Rorschach è un prodotto del suo ambiente. E il suo ambiente non è bello.

Quando dici che farai degli accenni al suo passato, vuoi dire che andrai a raccontare di nuovo quello che lo ha reso così com’è?

No, non credo che ci sia bisogno di farlo. È stato già fatto nel primo volume originale. Noi sappiamo cosa ha reso Rorschach quello che è. Probabilmente è il personaggio che è stato meglio definito nella serie originale. Quelli che hanno letto quell’opera sanno chi è Rorschach, da dove viene, qual è il suo passato, e perché è proprio così.

Parliamo di J.G. Jones. So che voi due volevate lavorare insieme già da un po’, giusto?

Sì, volevamo lavorare insieme, e questo progetto ci è sembrato proprio quello adatto. E la DC voleva che J.G. ne fosse coinvolto. Quindi è capitato al momento giusto. Le tessere del domino sono cadute nell’ordine corretto.

J.G. può fare qualsiasi tipo di cosa, per cui senza avere davanti i disegni è difficile dire come saranno. Ci puoi dare qualche indicazione su quello che stai vedendo e su come lui interpreti il mondo del Comico?

È grandioso. Ed è stato grande lavorare con lui. Ti confesso che è riuscito a descrivere perfettamente gli Anni Sessanta. È riuscito a ricreare una grande atmosfera. Porta alla luce, come dire, un autentico – c’è questo realismo virile, credo, nel modo di disegnare di J.G. ed era proprio quello di cui aveva bisogno il Comico.

Sì, virile è un buon aggettivo per il Comico.

Sì. [Ride]. È un vero uomo.

Hai ricordato che le origini di Roschach sono state raccontate in Watchmen. Ma questa miniserie è stata scritta per persone che hanno già letto quell’opera? O stai lavorando piuttosto dal punto di vista di quelle persone che partiranno con questa e solo dopo leggeranno Watchmen?

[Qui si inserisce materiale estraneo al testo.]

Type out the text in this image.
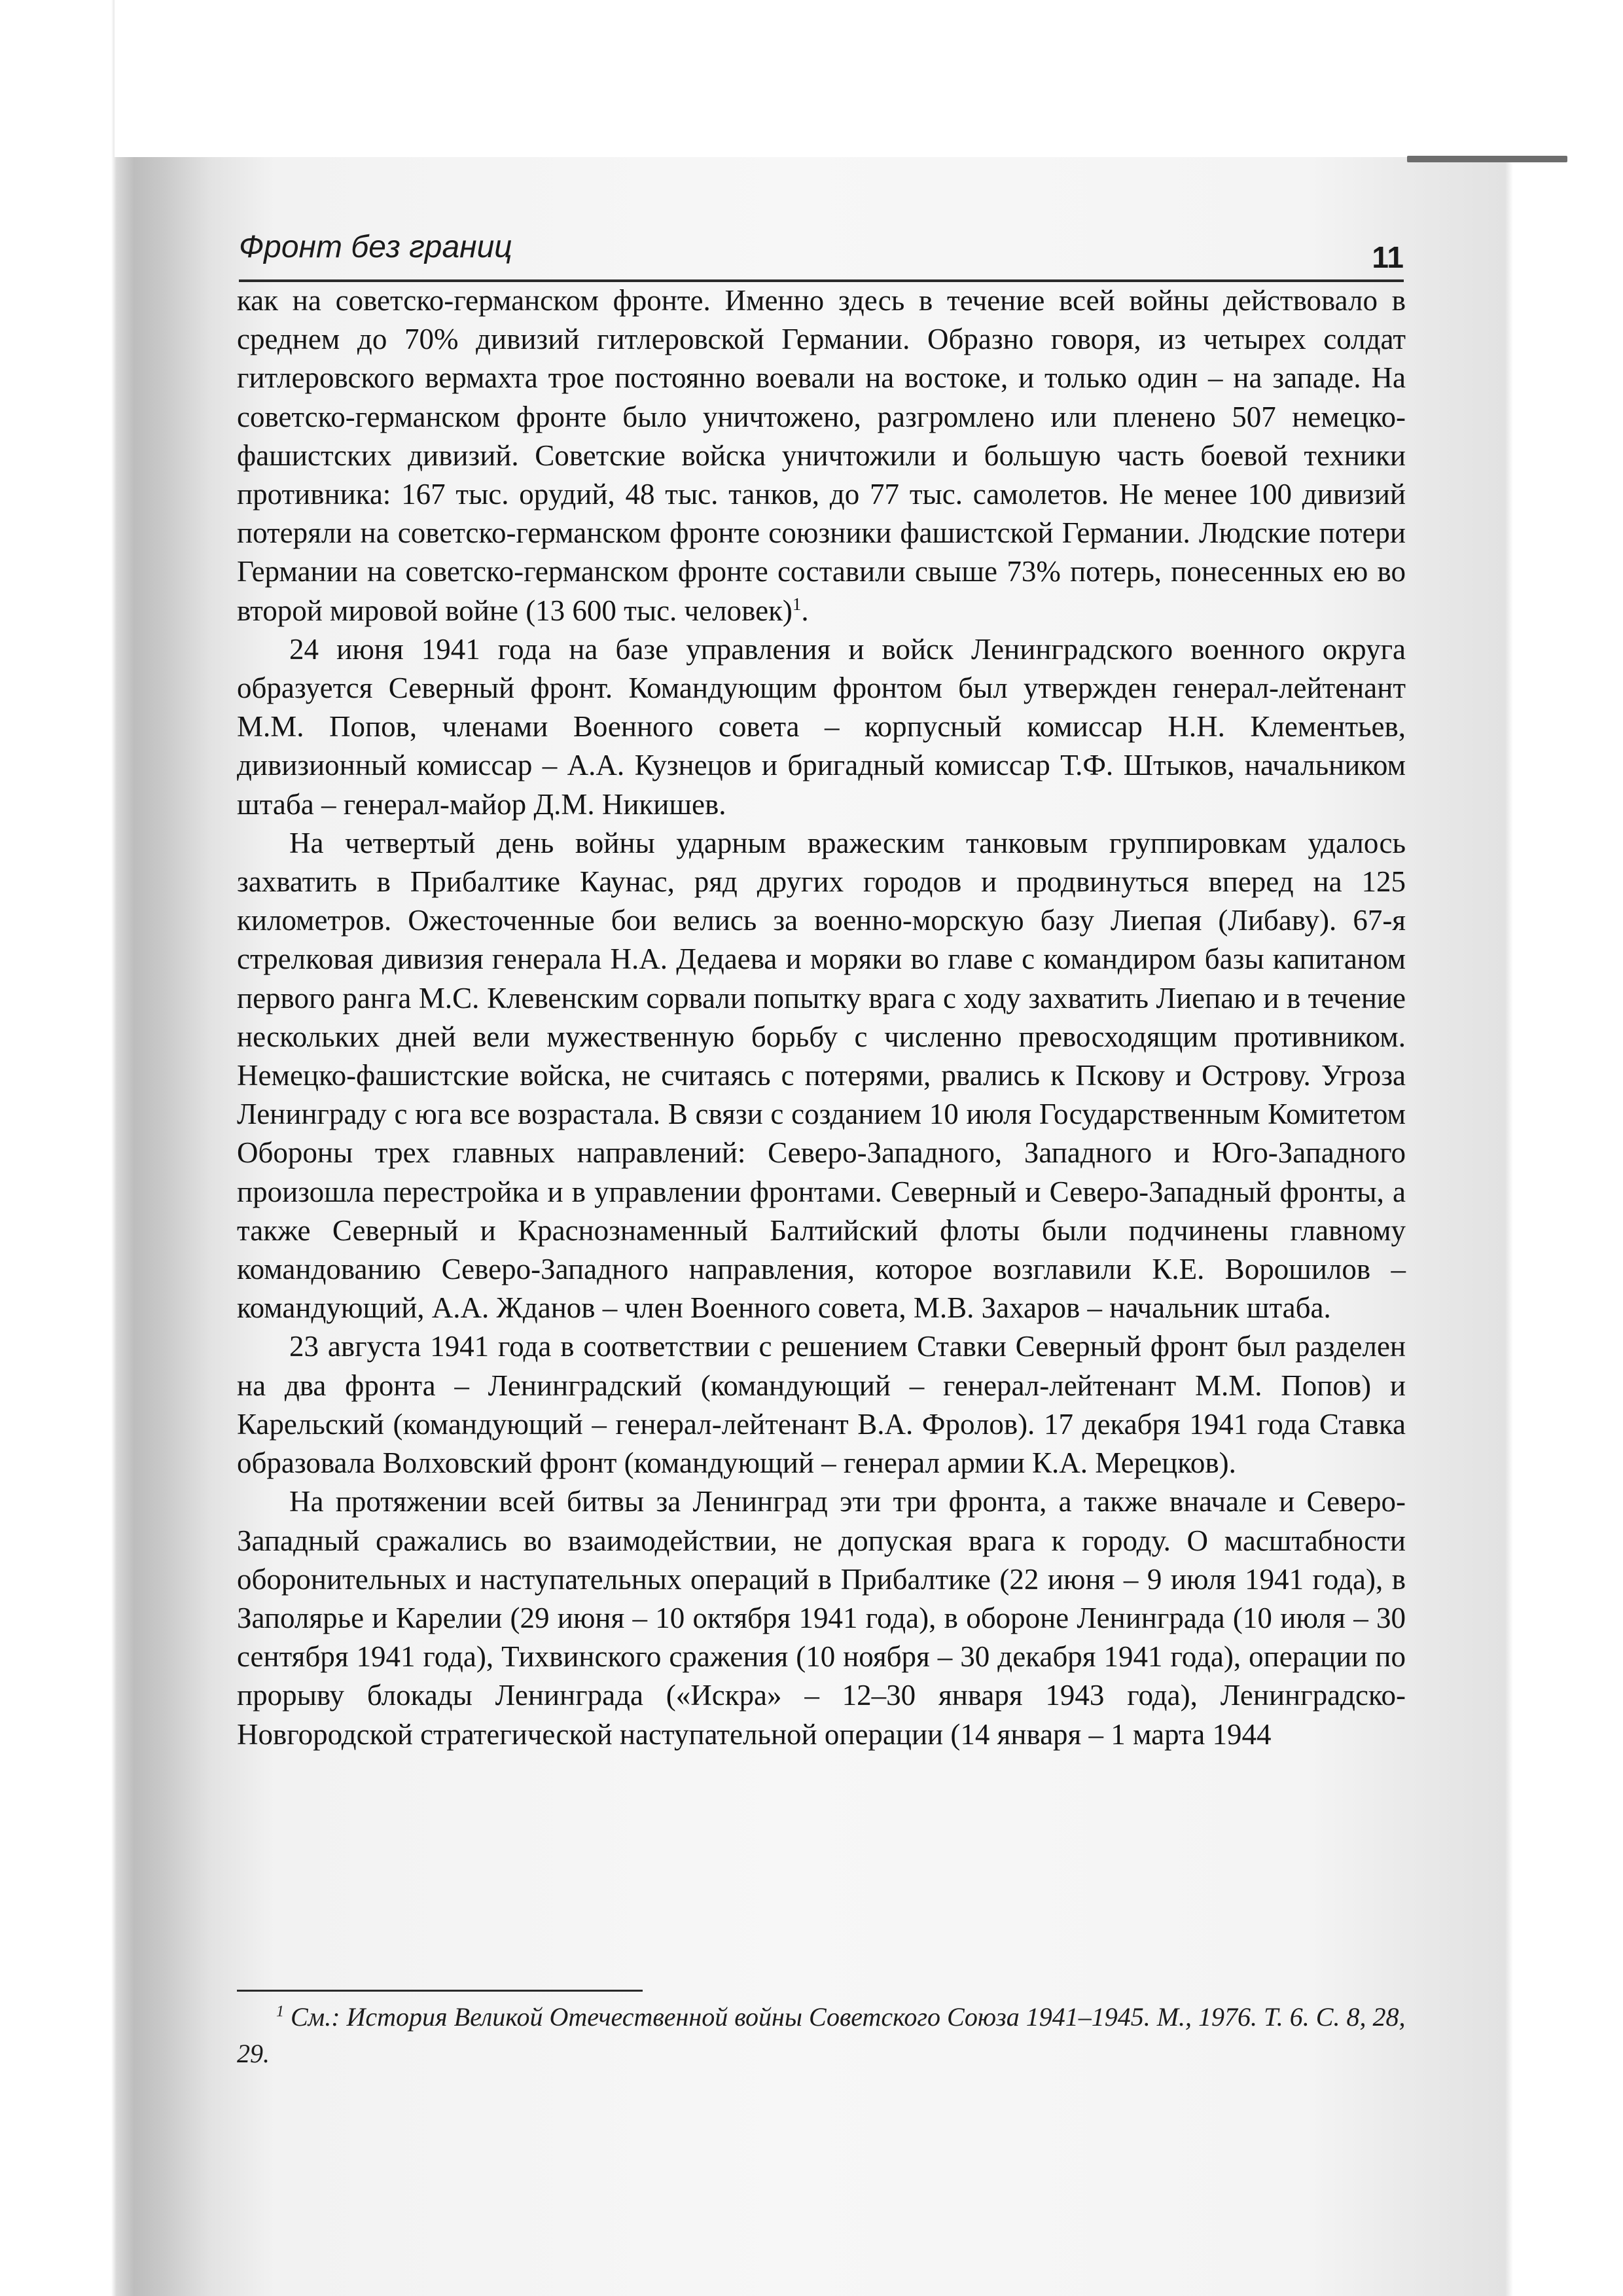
Фронт без границ	11

как на советско-германском фронте. Именно здесь в течение всей войны действовало в среднем до 70% дивизий гитлеровской Германии. Образно говоря, из четырех солдат гитлеровского вермахта трое постоянно воевали на востоке, и только один – на западе. На советско-германском фронте было уничтожено, разгромлено или пленено 507 немецко-фашистских дивизий. Советские войска уничтожили и большую часть боевой техники противника: 167 тыс. орудий, 48 тыс. танков, до 77 тыс. самолетов. Не менее 100 дивизий потеряли на советско-германском фронте союзники фашистской Германии. Людские потери Германии на советско-германском фронте составили свыше 73% потерь, понесенных ею во второй мировой войне (13 600 тыс. человек)$^1$.

24 июня 1941 года на базе управления и войск Ленинградского военного округа образуется Северный фронт. Командующим фронтом был утвержден генерал-лейтенант М.М. Попов, членами Военного совета – корпусный комиссар Н.Н. Клементьев, дивизионный комиссар – А.А. Кузнецов и бригадный комиссар Т.Ф. Штыков, начальником штаба – генерал-майор Д.М. Никишев.

На четвертый день войны ударным вражеским танковым группировкам удалось захватить в Прибалтике Каунас, ряд других городов и продвинуться вперед на 125 километров. Ожесточенные бои велись за военно-морскую базу Лиепая (Либаву). 67-я стрелковая дивизия генерала Н.А. Дедаева и моряки во главе с командиром базы капитаном первого ранга М.С. Клевенским сорвали попытку врага с ходу захватить Лиепаю и в течение нескольких дней вели мужественную борьбу с численно превосходящим противником. Немецко-фашистские войска, не считаясь с потерями, рвались к Пскову и Острову. Угроза Ленинграду с юга все возрастала. В связи с созданием 10 июля Государственным Комитетом Обороны трех главных направлений: Северо-Западного, Западного и Юго-Западного произошла перестройка и в управлении фронтами. Северный и Северо-Западный фронты, а также Северный и Краснознаменный Балтийский флоты были подчинены главному командованию Северо-Западного направления, которое возглавили К.Е. Ворошилов – командующий, А.А. Жданов – член Военного совета, М.В. Захаров – начальник штаба.

23 августа 1941 года в соответствии с решением Ставки Северный фронт был разделен на два фронта – Ленинградский (командующий – генерал-лейтенант М.М. Попов) и Карельский (командующий – генерал-лейтенант В.А. Фролов). 17 декабря 1941 года Ставка образовала Волховский фронт (командующий – генерал армии К.А. Мерецков).

На протяжении всей битвы за Ленинград эти три фронта, а также вначале и Северо-Западный сражались во взаимодействии, не допуская врага к городу. О масштабности оборонительных и наступательных операций в Прибалтике (22 июня – 9 июля 1941 года), в Заполярье и Карелии (29 июня – 10 октября 1941 года), в обороне Ленинграда (10 июля – 30 сентября 1941 года), Тихвинского сражения (10 ноября – 30 декабря 1941 года), операции по прорыву блокады Ленинграда («Искра» – 12–30 января 1943 года), Ленинградско-Новгородской стратегической наступательной операции (14 января – 1 марта 1944

$^1$ См.: История Великой Отечественной войны Советского Союза 1941–1945. М., 1976. Т. 6. С. 8, 28, 29.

Sto scrivendo per costruire una storia coerente in se stessa. Se hai già letto Watchmen, bene. Se non lo hai fatto, dovresti. E non credo che ci sia veramente qualcuno che si avvicinerà a queste miniserie senza avere dimestichezza con Watchmen, mi capisci? Comunque vedremo. Come al solito, verrà dimostrato che mi sono sbagliato. Probabilmente qualcuno si presenterà da me e mi dirà “Mi hai fatto scoprire Watchmen”. E mi sembra anche giusto. Ma l’unico modo che ho per ottenere qualcosa di questo tipo sarà quello di scrivere una storia solida su questi personaggi e renderli affascinanti, facendo in modo che la gente voglia leggere ancora di più su quel personaggio in particolare.